Now look at your own world. Do you pay too much attention to things that don’t really matter? Don’t adults often spend all their mind on work and “discussing current events?” Letting it engulf them, seeping into everything they do, without even realising it? If we see something out of the ordinary, something unique and special, we look away, because our ‘rules’ don’t tell us how to deal with it, and we’re scared that if we do relate, we’ll be seen as different. Which no one wants. Our houses on our block – don’t they all look similar? With even spaces between and manicured grass?
Shaun Tan is showing us that without realising it, we are making our world uniform. Taking the uniqueness out of it, and shunning anything that makes us special. It’s a wake-up call. He’s telling us we are taking away from ourselves something we hold dear to reach a goal that we think we need but really is just going to hurt us. The citizens in The Lost Thing are us at our worst.

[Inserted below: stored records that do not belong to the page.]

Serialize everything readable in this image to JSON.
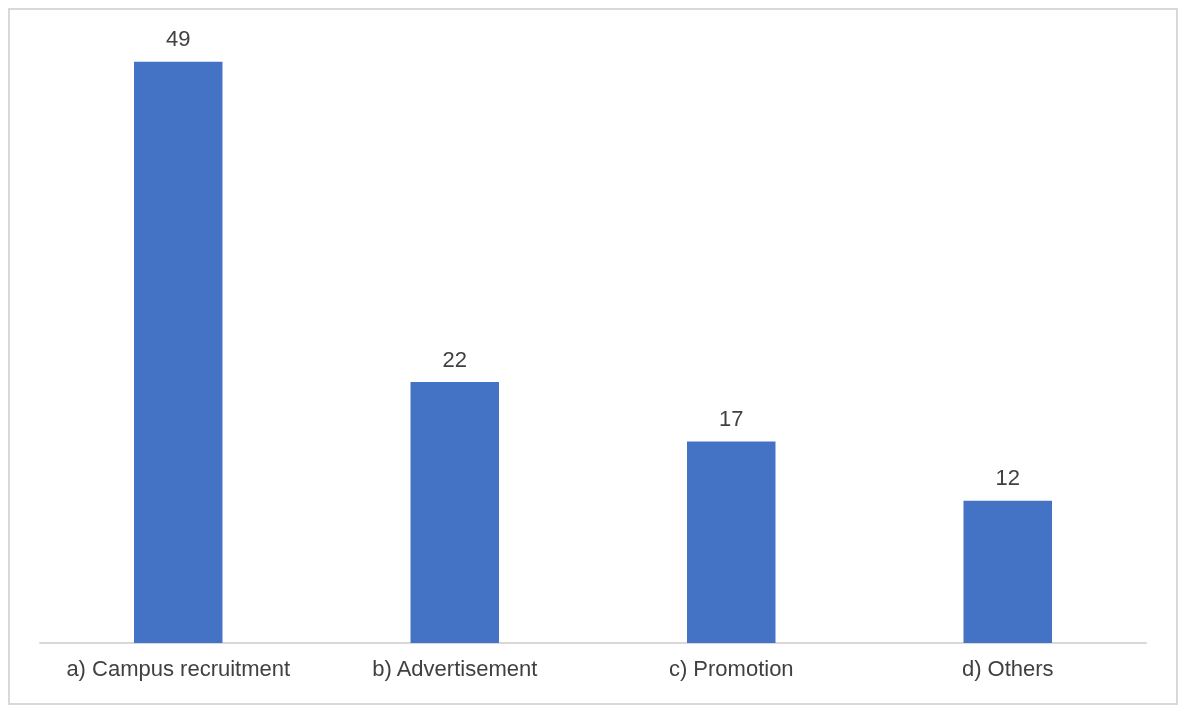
{
  "chart_data": {
    "type": "bar",
    "categories": [
      "a) Campus recruitment",
      "b) Advertisement",
      "c) Promotion",
      "d) Others"
    ],
    "values": [
      49,
      22,
      17,
      12
    ],
    "color": "#4472c4",
    "data_labels": true
  }
}
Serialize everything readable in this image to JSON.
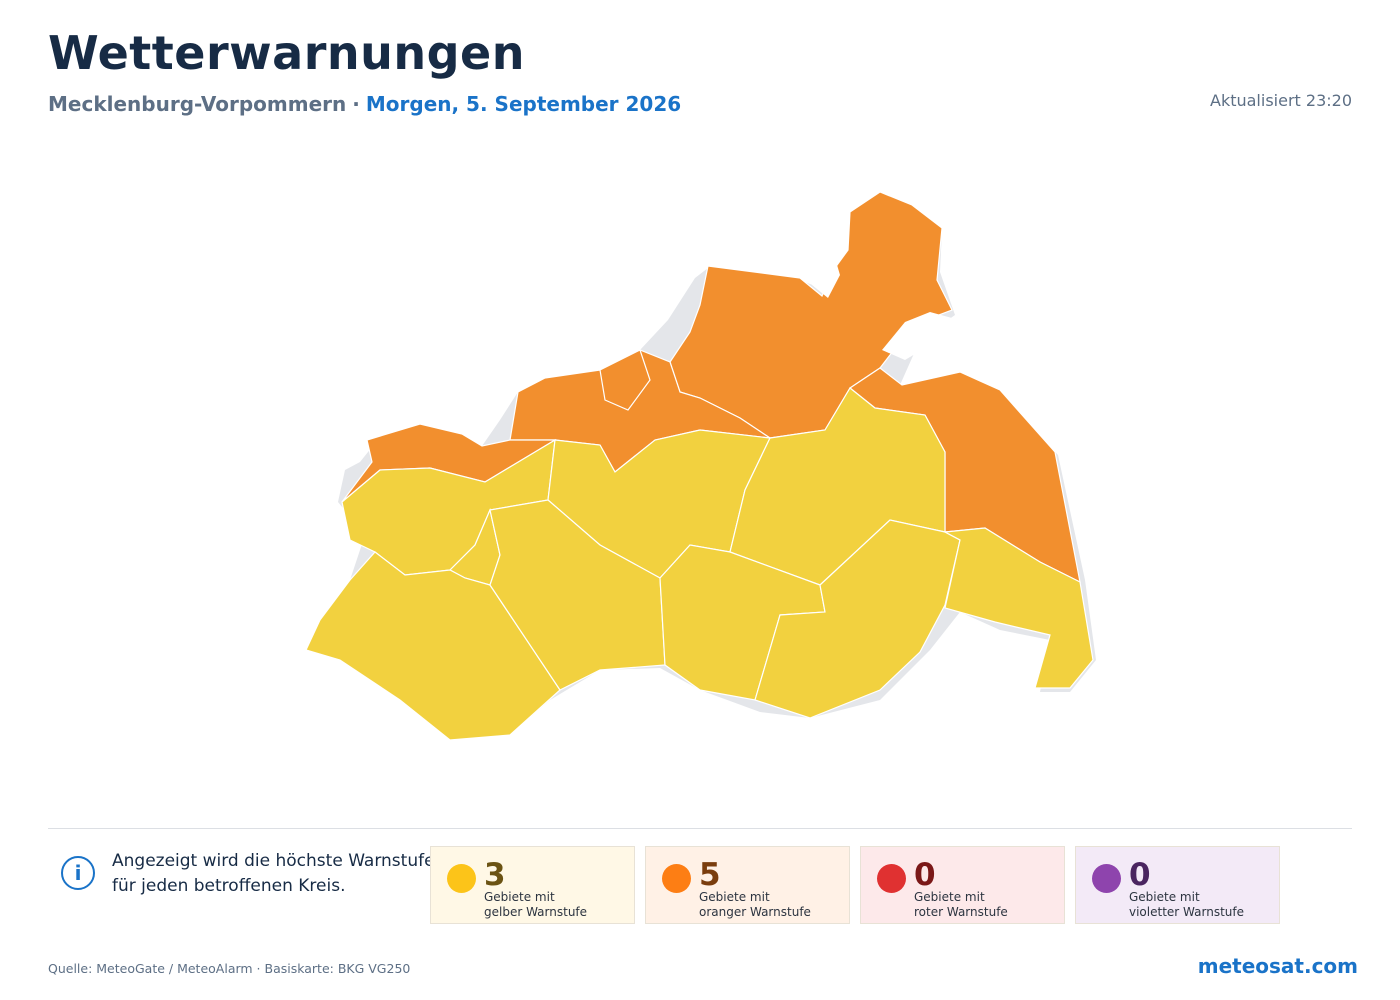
{
  "header": {
    "title": "Wetterwarnungen",
    "region": "Mecklenburg-Vorpommern",
    "separator": "·",
    "date": "Morgen, 5. September 2026",
    "updated": "Aktualisiert 23:20"
  },
  "colors": {
    "yellow": "#f2d13f",
    "orange": "#f28f2e",
    "red": "#e23b3b",
    "violet": "#8e44ad",
    "land_shadow": "#e4e6ea"
  },
  "map": {
    "districts": [
      {
        "level": "orange"
      },
      {
        "level": "orange"
      },
      {
        "level": "orange"
      },
      {
        "level": "orange"
      },
      {
        "level": "orange"
      },
      {
        "level": "yellow"
      },
      {
        "level": "yellow"
      },
      {
        "level": "yellow"
      },
      {
        "level": "yellow"
      },
      {
        "level": "yellow"
      },
      {
        "level": "yellow"
      },
      {
        "level": "yellow"
      },
      {
        "level": "yellow"
      },
      {
        "level": "yellow"
      }
    ]
  },
  "info": {
    "icon": "info-icon",
    "icon_glyph": "i",
    "text": "Angezeigt wird die höchste Warnstufe für jeden betroffenen Kreis."
  },
  "legend": [
    {
      "count": "3",
      "line1": "Gebiete mit",
      "line2": "gelber Warnstufe",
      "dot": "#fcc419",
      "bg": "#fff8e6",
      "num": "#6b5313"
    },
    {
      "count": "5",
      "line1": "Gebiete mit",
      "line2": "oranger Warnstufe",
      "dot": "#fd7e14",
      "bg": "#fff1e6",
      "num": "#7a3d0d"
    },
    {
      "count": "0",
      "line1": "Gebiete mit",
      "line2": "roter Warnstufe",
      "dot": "#e03131",
      "bg": "#fde9ea",
      "num": "#7b1818"
    },
    {
      "count": "0",
      "line1": "Gebiete mit",
      "line2": "violetter Warnstufe",
      "dot": "#8e44ad",
      "bg": "#f3eaf7",
      "num": "#4a2560"
    }
  ],
  "footer": {
    "source": "Quelle: MeteoGate / MeteoAlarm · Basiskarte: BKG VG250",
    "brand": "meteosat.com"
  }
}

The Lost Thing is a mirror, showing us that we need to stop, and start to question, and observe the world around us. Dig deeper to see what’s really happening and not just be a sheep, following something you don’t really know, and believe in blindly. The Bible also tells us the same thing in Romans 12:2. “Do not be conformed by this world but be transformed by the renewing of your mind.” Paul is telling us the same message as Shaun Tan: don’t follow the world. Take your beliefs and make your behaviours show something else.